Di film e serie tv su adolescenti sbiellati ne abbiamo già visti, anche di crudi e apodittici: Natural born killersdi Oliver Stone nel 1994, in gran parte American beauty scritto da Alan Ball e diretto da Sam Mendes nel 1999, Ken Park di Larry Clark nel 2002, Bowling for Columbine di Michael Moore nel 2003, Thirteen reasons why di Brian Yorkey dal romanzo 13 di Jay Asher.
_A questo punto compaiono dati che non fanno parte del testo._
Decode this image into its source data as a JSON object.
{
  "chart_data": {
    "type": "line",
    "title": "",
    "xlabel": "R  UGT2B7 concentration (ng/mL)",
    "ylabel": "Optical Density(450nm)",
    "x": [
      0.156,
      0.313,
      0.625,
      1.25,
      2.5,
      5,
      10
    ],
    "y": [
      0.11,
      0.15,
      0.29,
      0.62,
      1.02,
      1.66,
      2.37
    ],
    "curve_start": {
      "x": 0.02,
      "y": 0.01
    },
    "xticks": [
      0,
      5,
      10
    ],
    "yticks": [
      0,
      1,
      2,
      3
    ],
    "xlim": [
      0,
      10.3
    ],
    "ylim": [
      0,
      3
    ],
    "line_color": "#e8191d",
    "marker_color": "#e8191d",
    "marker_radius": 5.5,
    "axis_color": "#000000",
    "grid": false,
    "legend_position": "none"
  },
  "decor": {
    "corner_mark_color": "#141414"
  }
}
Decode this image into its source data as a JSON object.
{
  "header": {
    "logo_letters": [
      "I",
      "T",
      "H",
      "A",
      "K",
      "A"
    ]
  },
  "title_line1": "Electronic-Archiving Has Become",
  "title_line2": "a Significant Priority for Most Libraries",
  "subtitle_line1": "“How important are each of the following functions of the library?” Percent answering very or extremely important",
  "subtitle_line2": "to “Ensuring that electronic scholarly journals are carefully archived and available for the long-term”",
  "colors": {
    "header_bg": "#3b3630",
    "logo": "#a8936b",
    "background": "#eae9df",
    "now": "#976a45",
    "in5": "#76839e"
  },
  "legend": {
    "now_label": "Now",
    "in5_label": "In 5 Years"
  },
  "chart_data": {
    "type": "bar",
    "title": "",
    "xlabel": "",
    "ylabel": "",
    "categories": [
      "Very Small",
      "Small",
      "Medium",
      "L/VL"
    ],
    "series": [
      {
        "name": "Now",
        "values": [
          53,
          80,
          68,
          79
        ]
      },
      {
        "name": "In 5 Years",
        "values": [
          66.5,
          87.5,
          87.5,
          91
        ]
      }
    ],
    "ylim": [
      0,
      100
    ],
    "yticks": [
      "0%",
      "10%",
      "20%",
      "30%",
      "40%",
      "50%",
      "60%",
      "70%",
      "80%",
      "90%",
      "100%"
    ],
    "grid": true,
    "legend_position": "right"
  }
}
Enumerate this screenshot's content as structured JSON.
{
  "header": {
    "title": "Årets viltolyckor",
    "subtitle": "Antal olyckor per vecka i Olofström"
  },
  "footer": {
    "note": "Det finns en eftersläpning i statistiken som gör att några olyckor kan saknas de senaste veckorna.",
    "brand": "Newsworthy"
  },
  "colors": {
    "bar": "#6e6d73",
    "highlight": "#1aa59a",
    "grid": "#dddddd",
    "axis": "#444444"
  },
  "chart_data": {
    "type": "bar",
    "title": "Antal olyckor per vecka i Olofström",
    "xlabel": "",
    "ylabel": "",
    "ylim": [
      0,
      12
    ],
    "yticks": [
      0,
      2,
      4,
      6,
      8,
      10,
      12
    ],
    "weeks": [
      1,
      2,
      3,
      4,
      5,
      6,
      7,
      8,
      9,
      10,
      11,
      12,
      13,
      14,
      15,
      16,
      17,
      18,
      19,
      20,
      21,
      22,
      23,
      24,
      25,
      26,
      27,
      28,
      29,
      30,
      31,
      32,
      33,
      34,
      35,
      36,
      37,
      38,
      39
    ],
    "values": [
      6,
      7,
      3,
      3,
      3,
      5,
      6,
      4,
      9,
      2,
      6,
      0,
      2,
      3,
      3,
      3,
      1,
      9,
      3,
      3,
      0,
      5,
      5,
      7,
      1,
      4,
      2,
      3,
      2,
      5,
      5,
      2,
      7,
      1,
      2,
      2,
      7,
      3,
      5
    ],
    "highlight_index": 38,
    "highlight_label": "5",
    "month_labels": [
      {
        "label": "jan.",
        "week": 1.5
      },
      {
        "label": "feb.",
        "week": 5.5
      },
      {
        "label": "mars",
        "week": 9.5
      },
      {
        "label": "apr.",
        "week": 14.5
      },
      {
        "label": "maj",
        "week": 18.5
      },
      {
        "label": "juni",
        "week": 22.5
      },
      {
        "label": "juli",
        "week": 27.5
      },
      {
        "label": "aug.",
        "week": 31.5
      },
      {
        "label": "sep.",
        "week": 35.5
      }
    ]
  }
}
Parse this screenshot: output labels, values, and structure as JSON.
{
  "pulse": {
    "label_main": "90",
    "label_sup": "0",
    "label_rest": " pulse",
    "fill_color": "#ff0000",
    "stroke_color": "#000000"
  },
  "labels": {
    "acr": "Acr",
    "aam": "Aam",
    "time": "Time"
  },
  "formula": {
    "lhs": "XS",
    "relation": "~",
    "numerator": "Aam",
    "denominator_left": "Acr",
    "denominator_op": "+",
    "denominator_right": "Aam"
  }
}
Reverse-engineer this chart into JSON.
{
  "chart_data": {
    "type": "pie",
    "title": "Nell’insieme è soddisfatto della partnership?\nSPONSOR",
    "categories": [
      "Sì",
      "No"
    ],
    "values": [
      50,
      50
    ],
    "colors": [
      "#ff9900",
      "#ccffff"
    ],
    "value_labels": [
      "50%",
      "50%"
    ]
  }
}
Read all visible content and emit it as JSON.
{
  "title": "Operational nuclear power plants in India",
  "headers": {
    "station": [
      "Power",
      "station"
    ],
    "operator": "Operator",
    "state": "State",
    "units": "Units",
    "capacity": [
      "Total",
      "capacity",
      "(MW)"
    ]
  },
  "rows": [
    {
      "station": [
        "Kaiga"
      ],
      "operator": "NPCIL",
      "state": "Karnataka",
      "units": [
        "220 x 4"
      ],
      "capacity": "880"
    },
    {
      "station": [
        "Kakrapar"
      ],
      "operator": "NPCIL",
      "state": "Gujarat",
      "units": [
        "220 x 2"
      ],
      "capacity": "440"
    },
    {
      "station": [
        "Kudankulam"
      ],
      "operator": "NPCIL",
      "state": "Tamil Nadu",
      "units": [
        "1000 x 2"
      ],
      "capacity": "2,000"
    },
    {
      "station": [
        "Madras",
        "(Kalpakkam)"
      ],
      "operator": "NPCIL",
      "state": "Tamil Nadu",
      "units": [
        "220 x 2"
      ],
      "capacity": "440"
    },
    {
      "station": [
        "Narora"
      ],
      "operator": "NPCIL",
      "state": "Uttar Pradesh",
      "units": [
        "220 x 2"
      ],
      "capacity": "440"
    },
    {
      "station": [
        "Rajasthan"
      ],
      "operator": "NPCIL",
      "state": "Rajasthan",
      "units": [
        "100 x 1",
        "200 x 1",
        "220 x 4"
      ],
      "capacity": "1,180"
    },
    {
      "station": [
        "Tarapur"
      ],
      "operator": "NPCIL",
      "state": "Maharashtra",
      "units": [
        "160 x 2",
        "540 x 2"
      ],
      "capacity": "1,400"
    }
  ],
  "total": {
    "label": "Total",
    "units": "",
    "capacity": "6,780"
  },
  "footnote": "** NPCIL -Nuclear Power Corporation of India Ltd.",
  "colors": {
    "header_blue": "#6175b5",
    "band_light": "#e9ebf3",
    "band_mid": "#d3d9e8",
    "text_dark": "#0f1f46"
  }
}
Questo, per fare un po’ di cronologia di una sociologia di una psicologia dell’adolescenza, significa che sono almeno vent’anni che scrittori e registi capaci di sintonizzarsi con la nuvola nera dei teens hanno messo i sensori sulla contemporanea “gioventù bruciata”. Quali sono i denominatori comuni di questi diversi lavori? Innanzitutto l’alienazione, il sentirsi completamente off: i genitori in queste narrazioni sono o assenti fisicamente, o completamente inetti nella ricezione empatica, o pateticamente buonisti, deboli nel piantare steccati di regole nel post-sessantotto della non-punizione alle pulsioni eros/thanatos dei nostri brufolosi giovanotti e giovanette. Poi la scarsa rilevanza del consumo di droghe: la lava del risentimento in genere spicca fuori dalle mura domestiche e si incanala o in manifestazioni di auto-lesionismo o più pericolosamente in veri e propri gesti di crudeltà, omicidi o suicidi; è come se l’opzione della deriva psicotropa non fosse più così utile a questa generazione.